YYYY-MM-DDTHH:MM:SS.SSSZ WARN client.protocol.ResponseProcessCookies collector-process-msg-exec-247 processCookies:130 Invalid cookie header: "Set-Cookie: avi-sessionid=None_ Path=/_ Expires=Wed, DD MMM YYYY 00:59:58 GMT_ Max-Age=86400_ HttpOnly_ Secure_ SameSite=None". Invalid 'expires' attribute: Wed, DD MMM YYYY 00:59:58 GMT
YYYY-MM-DDTHH:MM:SS.SSSZ WARN client.protocol.ResponseProcessCookies collector-process-msg-exec-247 processCookies:130 Invalid cookie header: "Set-Cookie: sessionid=None_ Path=/_ Expires=Wed, DD MMM YYYY 00:59:58 GMT_ Max-Age=86400_ HttpOnly_ Secure_ SameSite=None". Invalid 'expires' attribute: Wed, DD MMM YYYY 00:59:58 GMT
YYYY-MM-DDTHH:MM:SS.SSSZ WARN client.protocol.ResponseProcessCookies collector-process-msg-exec-247 processCookies:130 Invalid cookie header: "Set-Cookie: accesstoken=None_ Path=/_ Expires=Wed, DD MMM YYYY 00:59:58 GMT_ Max-Age=86400_ HttpOnly_ Secure_ SameSite=None". Invalid 'expires' attribute: Wed, DD MMM YYYY 00:59:58 GMT
YYYY-MM-DDTHH:MM:SS.SSSZ WARN client.protocol.ResponseProcessCookies collector-process-msg-exec-247 processCookies:130 Invalid cookie header: "Set-Cookie: refreshtoken=None_ Path=/_ Expires=Wed, DD MMM YYYY 00:59:58 GMT_ Max-Age=86400_ HttpOnly_ Secure_ SameSite=None". Invalid 'expires' attribute: Wed, DD MMM YYYY 00:59:58 GMT
YYYY-MM-DDTHH:MM:SS.SSSZ INFO vmware.nsxalb.NSXALBHttpConnectionWrapper collector-process-msg-exec-247 shouldRefreshToken:105 ShouldRefreshToken: /login
YYYY-MM-DDTHH:MM:SS.SSSZ INFO vmware.nsxalb.NSXALBHttpConnectionWrapper collector-process-msg-exec-247 shouldRefreshToken:107 Session create/destroy request. should not refresh tokens. path /login
YYYY-MM-DDTHH:MM:SS.SSSZ ERROR dataprovider.utils.HttpUtils collector-process-msg-exec-247 checkCodeAndThrow:53 Could not get response for /login, status 401
YYYY-MM-DDTHH:MM:SS.SSSZ ERROR dataprovider.utils.HttpUtils collector-process-msg-exec-247 checkStatusAndThrow:41 API /login error response
{"error":"Invalid credentials"}
YYYY-MM-DDTHH:MM:SS.SSSZ WARN common.utils.CommonUtils collector-process-msg-exec-247 logException:2555 Unable to create login request
com.vnera.dataproviders.core.common.impl.dataprovider.utils.exceptions.HttpException: Could not get response for /login, status 401
at com.vnera.dataproviders.core.common.impl.dataprovider.utils.HttpUtils.checkCodeAndThrow(HttpUtils.java:54) _[dataproviders-0.001-SNAPSHOT.jar:_]
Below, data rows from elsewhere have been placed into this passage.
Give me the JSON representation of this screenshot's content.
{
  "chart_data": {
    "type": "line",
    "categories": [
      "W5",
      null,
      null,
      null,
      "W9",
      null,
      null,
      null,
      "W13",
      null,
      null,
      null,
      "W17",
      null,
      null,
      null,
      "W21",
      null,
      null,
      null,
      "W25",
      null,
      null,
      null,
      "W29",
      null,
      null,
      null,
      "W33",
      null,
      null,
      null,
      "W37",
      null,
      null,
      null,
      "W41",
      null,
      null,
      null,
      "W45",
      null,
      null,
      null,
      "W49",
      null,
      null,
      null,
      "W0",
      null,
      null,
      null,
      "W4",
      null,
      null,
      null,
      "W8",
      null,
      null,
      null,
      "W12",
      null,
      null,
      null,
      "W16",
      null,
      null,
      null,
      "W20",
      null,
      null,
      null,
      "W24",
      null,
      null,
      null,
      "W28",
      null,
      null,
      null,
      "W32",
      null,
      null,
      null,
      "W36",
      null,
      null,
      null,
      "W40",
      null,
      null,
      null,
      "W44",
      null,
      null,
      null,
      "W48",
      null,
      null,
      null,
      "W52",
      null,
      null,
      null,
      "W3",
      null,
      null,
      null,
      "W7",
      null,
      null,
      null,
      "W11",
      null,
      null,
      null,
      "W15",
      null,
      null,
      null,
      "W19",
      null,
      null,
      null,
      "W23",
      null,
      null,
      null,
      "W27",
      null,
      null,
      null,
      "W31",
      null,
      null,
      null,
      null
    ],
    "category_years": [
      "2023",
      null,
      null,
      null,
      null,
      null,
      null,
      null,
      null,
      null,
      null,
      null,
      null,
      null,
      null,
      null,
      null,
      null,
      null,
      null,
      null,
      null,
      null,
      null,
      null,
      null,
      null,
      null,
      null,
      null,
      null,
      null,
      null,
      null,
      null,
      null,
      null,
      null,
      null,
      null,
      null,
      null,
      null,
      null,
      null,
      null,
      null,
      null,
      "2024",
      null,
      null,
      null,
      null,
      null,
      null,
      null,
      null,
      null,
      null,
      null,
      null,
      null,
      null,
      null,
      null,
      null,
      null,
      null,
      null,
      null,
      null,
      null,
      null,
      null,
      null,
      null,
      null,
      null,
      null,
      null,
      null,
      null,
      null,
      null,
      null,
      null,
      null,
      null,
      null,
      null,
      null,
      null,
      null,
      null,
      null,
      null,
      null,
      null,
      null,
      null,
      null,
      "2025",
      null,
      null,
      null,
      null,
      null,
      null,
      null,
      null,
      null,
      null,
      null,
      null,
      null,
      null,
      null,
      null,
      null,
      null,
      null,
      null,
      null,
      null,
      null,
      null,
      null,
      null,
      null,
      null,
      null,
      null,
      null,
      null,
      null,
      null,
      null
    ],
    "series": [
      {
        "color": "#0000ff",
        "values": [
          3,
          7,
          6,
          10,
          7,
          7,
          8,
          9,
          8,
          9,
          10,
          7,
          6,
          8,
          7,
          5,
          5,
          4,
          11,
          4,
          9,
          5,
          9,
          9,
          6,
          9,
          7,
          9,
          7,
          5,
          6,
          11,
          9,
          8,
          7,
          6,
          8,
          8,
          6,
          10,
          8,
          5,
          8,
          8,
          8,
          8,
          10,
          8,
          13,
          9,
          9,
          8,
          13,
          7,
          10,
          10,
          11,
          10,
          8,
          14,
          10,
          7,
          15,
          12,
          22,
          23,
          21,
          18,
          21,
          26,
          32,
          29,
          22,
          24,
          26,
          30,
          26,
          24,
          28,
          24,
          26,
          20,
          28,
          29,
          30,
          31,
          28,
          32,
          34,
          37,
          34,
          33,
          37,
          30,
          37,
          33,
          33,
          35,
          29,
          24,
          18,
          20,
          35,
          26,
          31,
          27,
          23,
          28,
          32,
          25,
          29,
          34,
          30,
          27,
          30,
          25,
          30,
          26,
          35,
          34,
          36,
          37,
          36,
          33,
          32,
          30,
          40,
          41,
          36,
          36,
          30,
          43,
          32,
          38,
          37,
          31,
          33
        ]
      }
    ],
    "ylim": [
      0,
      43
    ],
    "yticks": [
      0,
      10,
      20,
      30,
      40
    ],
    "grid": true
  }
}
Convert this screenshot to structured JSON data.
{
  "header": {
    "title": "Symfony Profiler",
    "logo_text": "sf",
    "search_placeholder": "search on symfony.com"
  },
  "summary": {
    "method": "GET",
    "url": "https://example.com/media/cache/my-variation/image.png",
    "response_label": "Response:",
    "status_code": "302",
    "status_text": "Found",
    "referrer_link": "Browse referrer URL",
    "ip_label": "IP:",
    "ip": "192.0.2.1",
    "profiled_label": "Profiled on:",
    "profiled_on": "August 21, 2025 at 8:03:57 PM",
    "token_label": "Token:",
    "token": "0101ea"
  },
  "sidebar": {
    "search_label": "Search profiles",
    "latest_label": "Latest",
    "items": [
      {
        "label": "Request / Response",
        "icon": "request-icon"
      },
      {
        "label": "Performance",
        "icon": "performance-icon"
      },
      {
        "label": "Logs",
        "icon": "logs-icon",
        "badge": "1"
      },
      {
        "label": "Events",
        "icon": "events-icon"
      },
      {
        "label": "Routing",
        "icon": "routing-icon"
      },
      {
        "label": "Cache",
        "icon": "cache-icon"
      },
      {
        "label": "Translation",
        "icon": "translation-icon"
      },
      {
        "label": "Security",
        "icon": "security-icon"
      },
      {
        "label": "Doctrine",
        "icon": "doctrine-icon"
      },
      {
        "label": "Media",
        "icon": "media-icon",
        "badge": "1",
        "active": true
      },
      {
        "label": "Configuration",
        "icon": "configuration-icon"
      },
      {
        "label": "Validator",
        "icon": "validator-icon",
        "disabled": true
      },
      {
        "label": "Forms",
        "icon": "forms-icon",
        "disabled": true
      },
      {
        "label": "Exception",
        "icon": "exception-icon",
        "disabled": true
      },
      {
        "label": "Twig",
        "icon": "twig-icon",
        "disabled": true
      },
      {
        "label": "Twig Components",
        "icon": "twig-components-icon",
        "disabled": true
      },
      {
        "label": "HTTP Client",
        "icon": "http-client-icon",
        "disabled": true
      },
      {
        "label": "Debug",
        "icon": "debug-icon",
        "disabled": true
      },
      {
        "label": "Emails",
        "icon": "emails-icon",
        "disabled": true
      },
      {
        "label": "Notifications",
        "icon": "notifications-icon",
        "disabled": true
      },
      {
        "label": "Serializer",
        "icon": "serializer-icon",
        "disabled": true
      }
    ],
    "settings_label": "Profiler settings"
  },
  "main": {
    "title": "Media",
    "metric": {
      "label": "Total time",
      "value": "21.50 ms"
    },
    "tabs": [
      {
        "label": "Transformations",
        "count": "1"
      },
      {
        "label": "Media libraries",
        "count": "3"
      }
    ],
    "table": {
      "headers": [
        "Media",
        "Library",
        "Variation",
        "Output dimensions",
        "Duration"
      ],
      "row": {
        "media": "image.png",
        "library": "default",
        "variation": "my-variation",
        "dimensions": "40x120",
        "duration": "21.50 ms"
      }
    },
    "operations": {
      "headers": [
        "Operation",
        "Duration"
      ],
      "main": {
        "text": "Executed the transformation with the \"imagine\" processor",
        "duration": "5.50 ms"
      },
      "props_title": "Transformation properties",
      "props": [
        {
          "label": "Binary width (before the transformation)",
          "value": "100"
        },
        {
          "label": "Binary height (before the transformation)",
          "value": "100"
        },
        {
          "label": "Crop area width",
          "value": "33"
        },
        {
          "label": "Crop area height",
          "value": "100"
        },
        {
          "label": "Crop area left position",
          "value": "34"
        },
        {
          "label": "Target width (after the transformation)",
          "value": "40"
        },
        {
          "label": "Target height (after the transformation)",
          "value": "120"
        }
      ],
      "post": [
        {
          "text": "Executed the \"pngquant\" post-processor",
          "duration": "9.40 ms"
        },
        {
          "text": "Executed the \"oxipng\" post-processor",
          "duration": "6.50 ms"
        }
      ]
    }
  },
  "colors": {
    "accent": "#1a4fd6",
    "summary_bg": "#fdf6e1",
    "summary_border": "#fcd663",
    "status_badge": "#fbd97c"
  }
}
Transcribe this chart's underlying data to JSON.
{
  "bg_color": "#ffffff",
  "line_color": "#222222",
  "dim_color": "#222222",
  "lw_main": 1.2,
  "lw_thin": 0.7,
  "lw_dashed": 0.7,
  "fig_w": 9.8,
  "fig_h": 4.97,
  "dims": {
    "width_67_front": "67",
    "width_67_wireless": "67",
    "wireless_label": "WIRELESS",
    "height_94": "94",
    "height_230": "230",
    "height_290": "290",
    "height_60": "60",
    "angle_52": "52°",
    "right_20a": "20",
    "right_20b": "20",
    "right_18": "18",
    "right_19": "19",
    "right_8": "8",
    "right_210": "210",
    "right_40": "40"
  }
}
at com.vnera.dataproviders.core.common.impl.dataprovider.utils.HttpUtils.checkStatusAndThrow(HttpUtils.java:34) _[dataproviders-0.001-SNAPSHOT.jar:_]
VMware Aria Operations for Networks
VMware AVI Load Balancer
Please verify Basic Authentication is enabled in AVI Load Balancer. By default, this option is disabled.
To configure the Basic Authentication:
Go to AVI Load Balancer UI > Administration > System Settings > Access, change Basic Authentication to Allowed.